Thursday, May 12, 2011

a little comfort maybe?

its been 6days since my exams war ended. time flies, days passes and i realized i havent do things that i've been yearning to do after exams.. those things that i've been dying to do after my exams.. so what have i been doing? my room is still in a big mess with all the books, files, papers half-emptied honeystar mini boxes left unwashed. i bet they're all soggy and soft already. i cant believe come friday it'll be 1week into the holiday. oh sweet holiday... imagine, just imagine last semester.. and i'll graduate, and i'll work.. and work.. and work.. and. work.

that's how life is, isnt it?

and then you'll start to see if there's anyone that could share that little life of yours, finding a soulmate, a partner and share everything, and i mean EVERYTHING with him/her.. and suddenly work seem so much less mundane cause you tell and share. you share. and sharing is important.
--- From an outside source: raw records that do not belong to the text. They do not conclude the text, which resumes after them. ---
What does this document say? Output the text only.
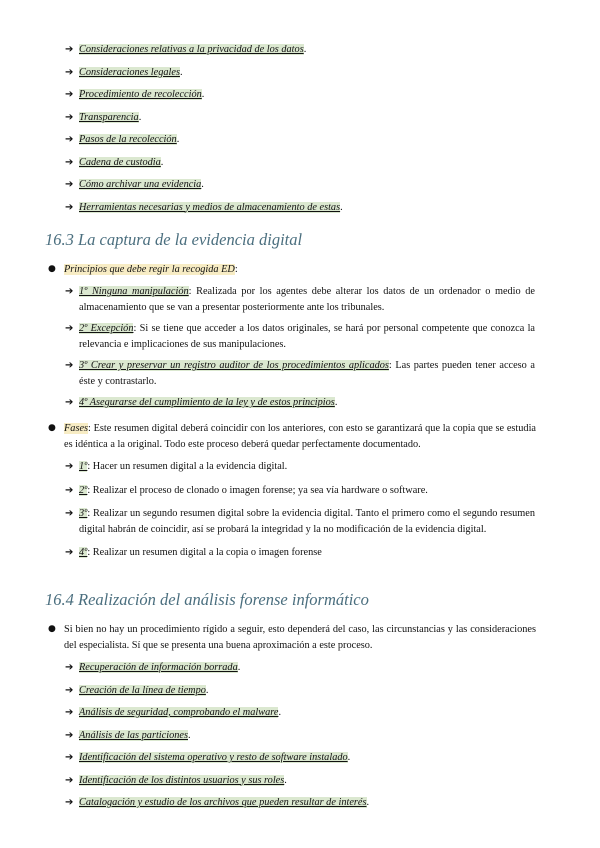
➔ Consideraciones relativas a la privacidad de los datos.
➔ Consideraciones legales.
➔ Procedimiento de recolección.
➔ Transparencia.
➔ Pasos de la recolección.
➔ Cadena de custodia.
➔ Cómo archivar una evidencia.
➔ Herramientas necesarias y medios de almacenamiento de estas.
16.3 La captura de la evidencia digital
● Principios que debe regir la recogida ED:
➔ 1º Ninguna manipulación: Realizada por los agentes debe alterar los datos de un ordenador o medio de almacenamiento que se van a presentar posteriormente ante los tribunales.
➔ 2º Excepción: Si se tiene que acceder a los datos originales, se hará por personal competente que conozca la relevancia e implicaciones de sus manipulaciones.
➔ 3º Crear y preservar un registro auditor de los procedimientos aplicados: Las partes pueden tener acceso a éste y contrastarlo.
➔ 4º Asegurarse del cumplimiento de la ley y de estos principios.
● Fases: Este resumen digital deberá coincidir con los anteriores, con esto se garantizará que la copia que se estudia es idéntica a la original. Todo este proceso deberá quedar perfectamente documentado.
➔ 1º: Hacer un resumen digital a la evidencia digital.
➔ 2º: Realizar el proceso de clonado o imagen forense; ya sea vía hardware o software.
➔ 3º: Realizar un segundo resumen digital sobre la evidencia digital. Tanto el primero como el segundo resumen digital habrán de coincidir, así se probará la integridad y la no modificación de la evidencia digital.
➔ 4º: Realizar un resumen digital a la copia o imagen forense
16.4 Realización del análisis forense informático
● Si bien no hay un procedimiento rígido a seguir, esto dependerá del caso, las circunstancias y las consideraciones del especialista. Sí que se presenta una buena aproximación a este proceso.
➔ Recuperación de información borrada.
➔ Creación de la línea de tiempo.
➔ Análisis de seguridad, comprobando el malware.
➔ Análisis de las particiones.
➔ Identificación del sistema operativo y resto de software instalado.
➔ Identificación de los distintos usuarios y sus roles.
➔ Catalogación y estudio de los archivos que pueden resultar de interés.
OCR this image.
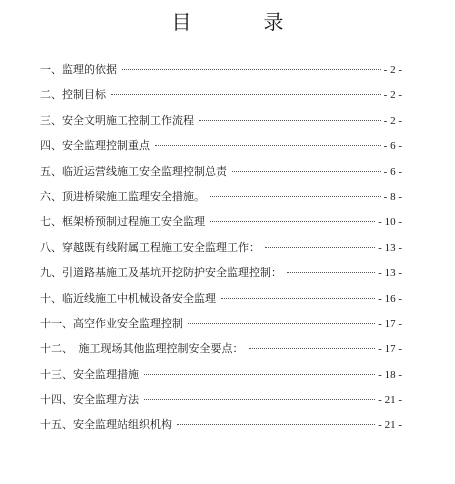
目　录
一、监理的依据	- 2 -
二、控制目标	- 2 -
三、安全文明施工控制工作流程	- 2 -
四、安全监理控制重点	- 6 -
五、临近运营线施工安全监理控制总责	- 6 -
六、顶进桥梁施工监理安全措施。	- 8 -
七、框架桥预制过程施工安全监理	- 10 -
八、穿越既有线附属工程施工安全监理工作：	- 13 -
九、引道路基施工及基坑开挖防护安全监理控制：	- 13 -
十、临近线施工中机械设备安全监理	- 16 -
十一、高空作业安全监理控制	- 17 -
十二、　施工现场其他监理控制安全要点：	- 17 -
十三、安全监理措施	- 18 -
十四、安全监理方法	- 21 -
十五、安全监理站组织机构	- 21 -
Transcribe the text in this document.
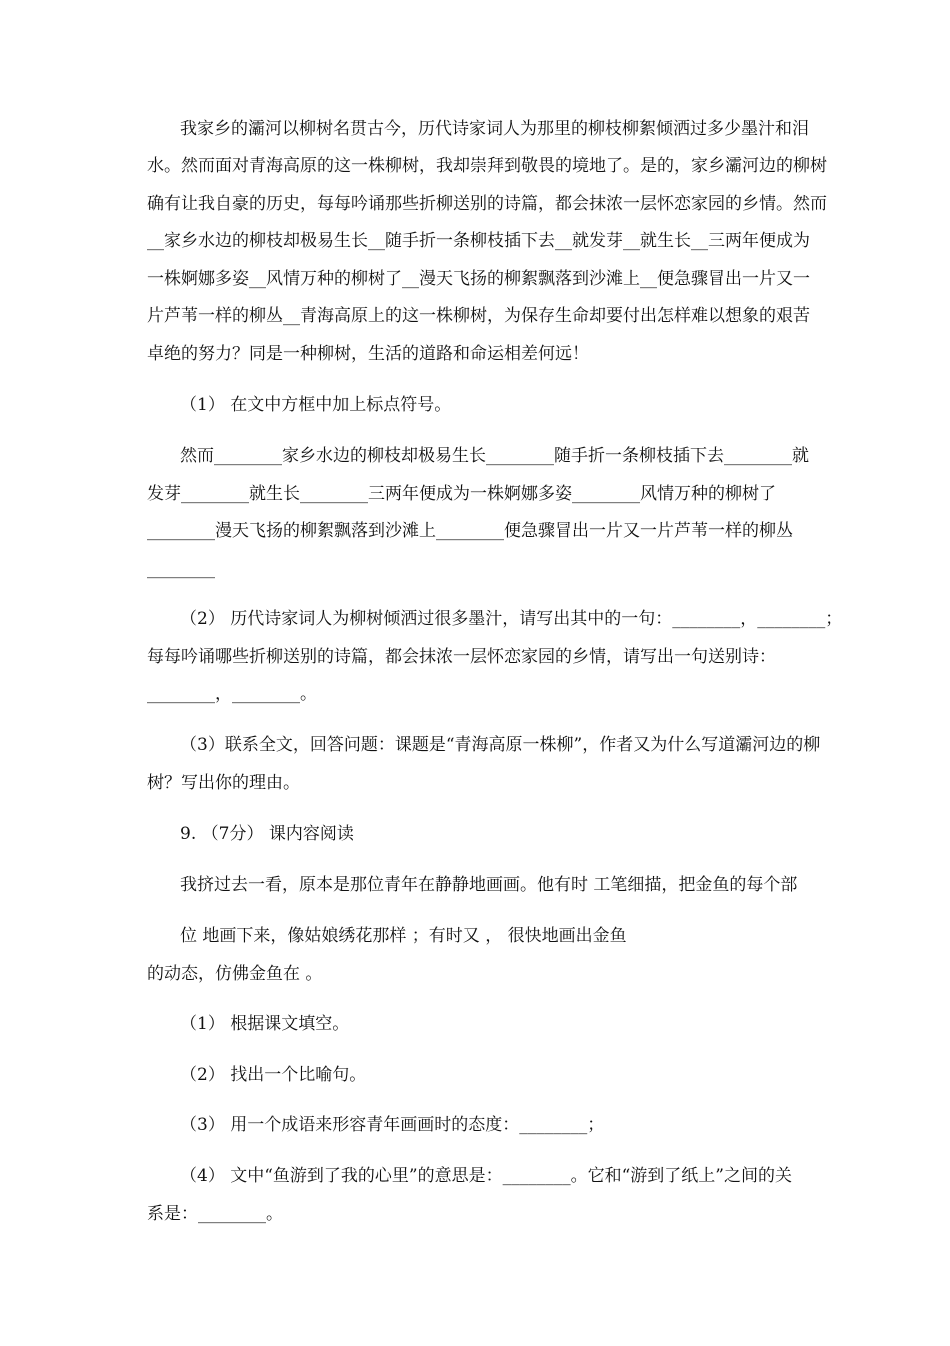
我家乡的灞河以柳树名贯古今，历代诗家词人为那里的柳枝柳絮倾洒过多少墨汁和泪
水。然而面对青海高原的这一株柳树，我却崇拜到敬畏的境地了。是的，家乡灞河边的柳树
确有让我自豪的历史，每每吟诵那些折柳送别的诗篇，都会抹浓一层怀恋家园的乡情。然而
__家乡水边的柳枝却极易生长__随手折一条柳枝插下去__就发芽__就生长__三两年便成为
一株婀娜多姿__风情万种的柳树了__漫天飞扬的柳絮飘落到沙滩上__便急骤冒出一片又一
片芦苇一样的柳丛__青海高原上的这一株柳树，为保存生命却要付出怎样难以想象的艰苦
卓绝的努力？同是一种柳树，生活的道路和命运相差何远！
（1） 在文中方框中加上标点符号。
然而________家乡水边的柳枝却极易生长________随手折一条柳枝插下去________就
发芽________就生长________三两年便成为一株婀娜多姿________风情万种的柳树了
________漫天飞扬的柳絮飘落到沙滩上________便急骤冒出一片又一片芦苇一样的柳丛
________
（2） 历代诗家词人为柳树倾洒过很多墨汁，请写出其中的一句：________，________；
每每吟诵哪些折柳送别的诗篇，都会抹浓一层怀恋家园的乡情，请写出一句送别诗：
________，________。
（3）联系全文，回答问题：课题是“青海高原一株柳”，作者又为什么写道灞河边的柳
树？写出你的理由。
9. （7分） 课内容阅读
我挤过去一看，原本是那位青年在静静地画画。他有时 工笔细描，把金鱼的每个部
位 地画下来，像姑娘绣花那样 ；有时又 ， 很快地画出金鱼
的动态，仿佛金鱼在 。
（1） 根据课文填空。
（2） 找出一个比喻句。
（3） 用一个成语来形容青年画画时的态度：________；
（4） 文中“鱼游到了我的心里”的意思是：________。它和“游到了纸上”之间的关
系是：________。
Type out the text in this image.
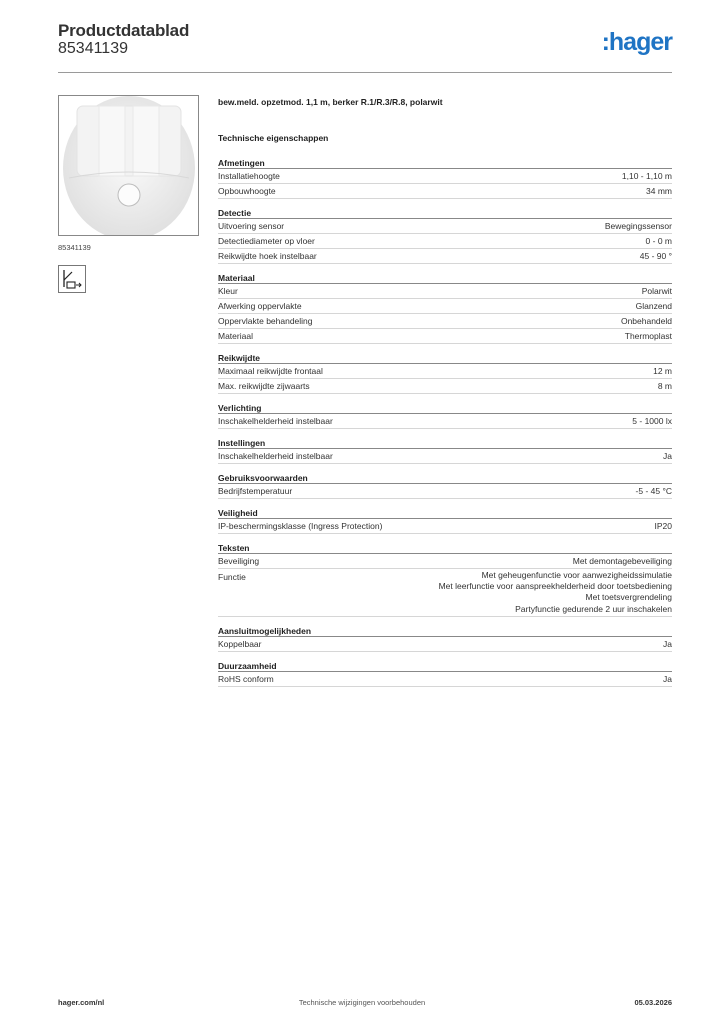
Productdatablad
85341139	:hager
85341139
bew.meld. opzetmod. 1,1 m, berker R.1/R.3/R.8, polarwit
Technische eigenschappen
Afmetingen
Installatiehoogte	1,10 - 1,10 m
Opbouwhoogte	34 mm
Detectie
Uitvoering sensor	Bewegingssensor
Detectiediameter op vloer	0 - 0 m
Reikwijdte hoek instelbaar	45 - 90 °
Materiaal
Kleur	Polarwit
Afwerking oppervlakte	Glanzend
Oppervlakte behandeling	Onbehandeld
Materiaal	Thermoplast
Reikwijdte
Maximaal reikwijdte frontaal	12 m
Max. reikwijdte zijwaarts	8 m
Verlichting
Inschakelhelderheid instelbaar	5 - 1000 lx
Instellingen
Inschakelhelderheid instelbaar	Ja
Gebruiksvoorwaarden
Bedrijfstemperatuur	-5 - 45 °C
Veiligheid
IP-beschermingsklasse (Ingress Protection)	IP20
Teksten
Beveiliging	Met demontagebeveiliging
Functie	Met geheugenfunctie voor aanwezigheidssimulatie
Met leerfunctie voor aanspreekhelderheid door toetsbediening
Met toetsvergrendeling
Partyfunctie gedurende 2 uur inschakelen
Aansluitmogelijkheden
Koppelbaar	Ja
Duurzaamheid
RoHS conform	Ja
hager.com/nl	Technische wijzigingen voorbehouden	05.03.2026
That, we learn since young. sharing makes everything seem so much yummier. all because there will be exhanges of opinions, it makes even the most boring thing seems all brighten up all of a sudden. i can go on and on with my opinion about... idk, just some sperm whale? (now i have trains of questions about it forming in my head already).

see? isnt sharing amazing? sharing IS amazing.

how i wish we can all SHARE. cant we all share one another? if sharing is so important, why can we all share. share beings, people. why must there be a mine? where did all the selflessness went? strange isnt it?

we are all strange beings.

hugs, cuddles, love. oh god love. simplicity with so much complexity within. whoever says love is simple is a saint. he/she should really enlighten me, us. we. who? but i dont deny that i love hugs though. it makes me feels.... less lonely?

have you ever feel lonely even though you have so many people that cares so much about you? i do. i always feel isolated. no matter how much i share, i feel distant. the closeness seem vague whenever im alone. like, i feel exposed and i can get killed by the embrace of the silent and darkness. maybe perhaps, thats the reason why i love hugs. its an act of warmth from a person that makes me feel....safe.

i love hugs. i love it so much that i hug ah fat everyday. i may sound sick but i dont care. cause i love it and you love me. accept me and hug me tight, and make me feel that you can hold my piece of sky for me when everything crumbles down. not that im frail, but its just nice to have a moment of weakness. tough people needs a moment or two some times, dont you think?

perhaps, how about a little comfort for this comfort seeking creature?

jess.
p.s: its wednesday, i chose to stay home, drink my royal honey choya and watch big bang. homey wed, AFT.